Marcelline Delbecq
Galerie Xippas’s project space, La Chambre, is a room between floors, its proportions nearly those of a perfect cube. Separated from the main gallery by a rope divider and a flight of stairs, the space offers an intimate yet theatrical setting that resonates with French artist Marcelline Delbecq’s work. Inspired by Diane Arbus, Delbecq began her practice in photography but later turned toward voice-based performance and what she describes as “narrative cinematography.” Her interest in cinema, she says, arises not necessarily from a romance with the moving image but rather from a love of screenplays and literature.

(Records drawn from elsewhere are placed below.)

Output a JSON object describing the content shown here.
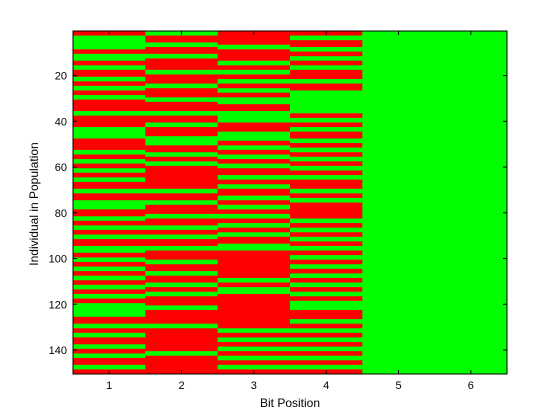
{
  "chart_data": {
    "type": "heatmap",
    "title": "",
    "xlabel": "Bit Position",
    "ylabel": "Individual in Population",
    "x_categories": [
      "1",
      "2",
      "3",
      "4",
      "5",
      "6"
    ],
    "rows": 150,
    "yticks": [
      20,
      40,
      60,
      80,
      100,
      120,
      140
    ],
    "ylim": [
      1,
      150
    ],
    "y_direction": "reverse",
    "colors": {
      "zero": "#00ff00",
      "one": "#ff0000",
      "axes": "#000000",
      "background": "#ffffff"
    },
    "value_legend": {
      "0": "green",
      "1": "red"
    },
    "columns": [
      {
        "bit": 1,
        "runs": [
          [
            1,
            2,
            1
          ],
          [
            3,
            8,
            0
          ],
          [
            9,
            10,
            1
          ],
          [
            11,
            13,
            0
          ],
          [
            14,
            15,
            1
          ],
          [
            16,
            17,
            0
          ],
          [
            18,
            20,
            1
          ],
          [
            21,
            22,
            0
          ],
          [
            23,
            24,
            1
          ],
          [
            25,
            26,
            0
          ],
          [
            27,
            28,
            1
          ],
          [
            29,
            30,
            0
          ],
          [
            31,
            35,
            1
          ],
          [
            36,
            37,
            0
          ],
          [
            38,
            42,
            1
          ],
          [
            43,
            47,
            0
          ],
          [
            48,
            52,
            1
          ],
          [
            53,
            54,
            0
          ],
          [
            55,
            56,
            1
          ],
          [
            57,
            58,
            0
          ],
          [
            59,
            60,
            1
          ],
          [
            61,
            62,
            0
          ],
          [
            63,
            64,
            1
          ],
          [
            65,
            66,
            0
          ],
          [
            67,
            69,
            1
          ],
          [
            70,
            71,
            0
          ],
          [
            72,
            74,
            1
          ],
          [
            75,
            78,
            0
          ],
          [
            79,
            81,
            1
          ],
          [
            82,
            83,
            0
          ],
          [
            84,
            85,
            1
          ],
          [
            86,
            87,
            0
          ],
          [
            88,
            89,
            1
          ],
          [
            90,
            91,
            0
          ],
          [
            92,
            94,
            1
          ],
          [
            95,
            97,
            0
          ],
          [
            98,
            99,
            1
          ],
          [
            100,
            101,
            0
          ],
          [
            102,
            103,
            1
          ],
          [
            104,
            105,
            0
          ],
          [
            106,
            107,
            1
          ],
          [
            108,
            109,
            0
          ],
          [
            110,
            111,
            1
          ],
          [
            112,
            113,
            0
          ],
          [
            114,
            115,
            1
          ],
          [
            116,
            117,
            0
          ],
          [
            118,
            119,
            1
          ],
          [
            120,
            125,
            0
          ],
          [
            126,
            128,
            1
          ],
          [
            129,
            130,
            0
          ],
          [
            131,
            132,
            1
          ],
          [
            133,
            134,
            0
          ],
          [
            135,
            137,
            1
          ],
          [
            138,
            139,
            0
          ],
          [
            140,
            141,
            1
          ],
          [
            142,
            143,
            0
          ],
          [
            144,
            146,
            1
          ],
          [
            147,
            148,
            0
          ],
          [
            149,
            150,
            1
          ]
        ]
      },
      {
        "bit": 2,
        "runs": [
          [
            1,
            2,
            0
          ],
          [
            3,
            5,
            1
          ],
          [
            6,
            7,
            0
          ],
          [
            8,
            10,
            1
          ],
          [
            11,
            12,
            0
          ],
          [
            13,
            17,
            1
          ],
          [
            18,
            19,
            0
          ],
          [
            20,
            23,
            1
          ],
          [
            24,
            25,
            0
          ],
          [
            26,
            29,
            1
          ],
          [
            30,
            31,
            0
          ],
          [
            32,
            35,
            1
          ],
          [
            36,
            37,
            0
          ],
          [
            38,
            40,
            1
          ],
          [
            41,
            42,
            0
          ],
          [
            43,
            46,
            1
          ],
          [
            47,
            50,
            0
          ],
          [
            51,
            53,
            1
          ],
          [
            54,
            55,
            0
          ],
          [
            56,
            57,
            1
          ],
          [
            58,
            59,
            0
          ],
          [
            60,
            69,
            1
          ],
          [
            70,
            71,
            0
          ],
          [
            72,
            74,
            1
          ],
          [
            75,
            76,
            0
          ],
          [
            77,
            80,
            1
          ],
          [
            81,
            82,
            0
          ],
          [
            83,
            85,
            1
          ],
          [
            86,
            87,
            0
          ],
          [
            88,
            89,
            1
          ],
          [
            90,
            91,
            0
          ],
          [
            92,
            94,
            1
          ],
          [
            95,
            96,
            0
          ],
          [
            97,
            100,
            1
          ],
          [
            101,
            102,
            0
          ],
          [
            103,
            105,
            1
          ],
          [
            106,
            107,
            0
          ],
          [
            108,
            110,
            1
          ],
          [
            111,
            112,
            0
          ],
          [
            113,
            114,
            1
          ],
          [
            115,
            116,
            0
          ],
          [
            117,
            120,
            1
          ],
          [
            121,
            122,
            0
          ],
          [
            123,
            128,
            1
          ],
          [
            129,
            130,
            0
          ],
          [
            131,
            140,
            1
          ],
          [
            141,
            142,
            0
          ],
          [
            143,
            150,
            1
          ]
        ]
      },
      {
        "bit": 3,
        "runs": [
          [
            1,
            6,
            1
          ],
          [
            7,
            8,
            0
          ],
          [
            9,
            13,
            1
          ],
          [
            14,
            15,
            0
          ],
          [
            16,
            17,
            1
          ],
          [
            18,
            19,
            0
          ],
          [
            20,
            21,
            1
          ],
          [
            22,
            23,
            0
          ],
          [
            24,
            25,
            1
          ],
          [
            26,
            27,
            0
          ],
          [
            28,
            29,
            1
          ],
          [
            30,
            32,
            0
          ],
          [
            33,
            35,
            1
          ],
          [
            36,
            40,
            0
          ],
          [
            41,
            44,
            1
          ],
          [
            45,
            48,
            0
          ],
          [
            49,
            50,
            1
          ],
          [
            51,
            52,
            0
          ],
          [
            53,
            54,
            1
          ],
          [
            55,
            56,
            0
          ],
          [
            57,
            58,
            1
          ],
          [
            59,
            60,
            0
          ],
          [
            61,
            63,
            1
          ],
          [
            64,
            65,
            0
          ],
          [
            66,
            67,
            1
          ],
          [
            68,
            69,
            0
          ],
          [
            70,
            72,
            1
          ],
          [
            73,
            74,
            0
          ],
          [
            75,
            76,
            1
          ],
          [
            77,
            78,
            0
          ],
          [
            79,
            80,
            1
          ],
          [
            81,
            82,
            0
          ],
          [
            83,
            84,
            1
          ],
          [
            85,
            86,
            0
          ],
          [
            87,
            88,
            1
          ],
          [
            89,
            90,
            0
          ],
          [
            91,
            93,
            1
          ],
          [
            94,
            96,
            0
          ],
          [
            97,
            108,
            1
          ],
          [
            109,
            110,
            0
          ],
          [
            111,
            112,
            1
          ],
          [
            113,
            115,
            0
          ],
          [
            116,
            130,
            1
          ],
          [
            131,
            132,
            0
          ],
          [
            133,
            134,
            1
          ],
          [
            135,
            136,
            0
          ],
          [
            137,
            138,
            1
          ],
          [
            139,
            140,
            0
          ],
          [
            141,
            142,
            1
          ],
          [
            143,
            144,
            0
          ],
          [
            145,
            146,
            1
          ],
          [
            147,
            148,
            0
          ],
          [
            149,
            150,
            1
          ]
        ]
      },
      {
        "bit": 4,
        "runs": [
          [
            1,
            2,
            1
          ],
          [
            3,
            4,
            0
          ],
          [
            5,
            7,
            1
          ],
          [
            8,
            9,
            0
          ],
          [
            10,
            11,
            1
          ],
          [
            12,
            13,
            0
          ],
          [
            14,
            15,
            1
          ],
          [
            16,
            17,
            0
          ],
          [
            18,
            21,
            1
          ],
          [
            22,
            23,
            0
          ],
          [
            24,
            26,
            1
          ],
          [
            27,
            36,
            0
          ],
          [
            37,
            38,
            1
          ],
          [
            39,
            40,
            0
          ],
          [
            41,
            42,
            1
          ],
          [
            43,
            44,
            0
          ],
          [
            45,
            47,
            1
          ],
          [
            48,
            49,
            0
          ],
          [
            50,
            51,
            1
          ],
          [
            52,
            53,
            0
          ],
          [
            54,
            55,
            1
          ],
          [
            56,
            57,
            0
          ],
          [
            58,
            59,
            1
          ],
          [
            60,
            61,
            0
          ],
          [
            62,
            63,
            1
          ],
          [
            64,
            65,
            0
          ],
          [
            66,
            69,
            1
          ],
          [
            70,
            71,
            0
          ],
          [
            72,
            73,
            1
          ],
          [
            74,
            75,
            0
          ],
          [
            76,
            82,
            1
          ],
          [
            83,
            84,
            0
          ],
          [
            85,
            86,
            1
          ],
          [
            87,
            88,
            0
          ],
          [
            89,
            90,
            1
          ],
          [
            91,
            92,
            0
          ],
          [
            93,
            94,
            1
          ],
          [
            95,
            96,
            0
          ],
          [
            97,
            98,
            1
          ],
          [
            99,
            100,
            0
          ],
          [
            101,
            102,
            1
          ],
          [
            103,
            104,
            0
          ],
          [
            105,
            106,
            1
          ],
          [
            107,
            108,
            0
          ],
          [
            109,
            110,
            1
          ],
          [
            111,
            112,
            0
          ],
          [
            113,
            114,
            1
          ],
          [
            115,
            116,
            0
          ],
          [
            117,
            118,
            1
          ],
          [
            119,
            122,
            0
          ],
          [
            123,
            126,
            1
          ],
          [
            127,
            128,
            0
          ],
          [
            129,
            130,
            1
          ],
          [
            131,
            132,
            0
          ],
          [
            133,
            134,
            1
          ],
          [
            135,
            136,
            0
          ],
          [
            137,
            138,
            1
          ],
          [
            139,
            140,
            0
          ],
          [
            141,
            142,
            1
          ],
          [
            143,
            144,
            0
          ],
          [
            145,
            146,
            1
          ],
          [
            147,
            148,
            0
          ],
          [
            149,
            150,
            1
          ]
        ]
      },
      {
        "bit": 5,
        "runs": [
          [
            1,
            150,
            0
          ]
        ]
      },
      {
        "bit": 6,
        "runs": [
          [
            1,
            150,
            0
          ]
        ]
      }
    ]
  }
}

Delbecq’s multifaceted installation Daleko (meaning “far” in Russian), 2008, activates visual and sculptural cues, conjuring atmosphere and narrative through the spoken word. The visual center of the work is a color photograph of a river flowing at the edge of a thick forest, which Delbecq has digitally altered. Obscuring the landscape with a dark veil, save for a perfect circle (like a spotlight), she mirrors the vision of a doomed character she describes with words. A wooden bench made from a steamer trunk and containing a compartment is aligned in the center of the space, in stark contrast to the virgin forest we see framed in her photograph. There are hinges on one side of the bench and a slice down the middle of the seat. Presumably, the piece could be opened—I tried, but managed to budge the hulking surface only slightly. The mystery as to what is inside is deliberate. Delbecq’s looping sound piece, filling the space with a female voice, is the work’s linchpin.
Although Delbecq often uses her own voice in her performances and sound pieces, here the Romanian actress Elina Löwensohn (now based in France) reads the artist’s text. (Since 2006, the pair have collaborated on a number of Delbecq’s works.) Löwensohn’s rhythmic voice pours from two small speakers, installed at ear level on either side of the space. In French, she speaks of a flowing river, too far away for its murmuring waves to be heard, and the sound of the trees’ rustling leaves, barely audible. We hear no other noise except that of Löwensohn’s voice as she describes the soundscape imagined by Delbecq. Although the actress’s voice never loses its velvety calmness, a drama quickly arises in the artist’s text. Men with bare arms are chopping trees, sending their trunks to float down the river. There is also another man, working alone on a small canvas with one eye shut and one half open. Concentrating on the still image of the landscape before him, he somehow seems to miss the sounds and movements that surround him. The text ends with the platform on which he is standing being hit by a falling tree, the painter falling, and his painting being thrown into the river—the murky water melting his composition away. The recording loops, beginning again with the phrase “The snow has melted.”
“The voice, more than the image, is at the origin—the backbone of my practice,” Delbecq wrote recently. In this installation, her conviction not only rings true but seems to resonate as a warning. Her painter loses himself and his work in the river as the sound of the space, the lector’s voice, carries on. “A film can be a film without moving images; the presence of a voice is sufficient for its animation,” Delbecq asserts, and her dramatic mastery of language lingers as compelling evidence.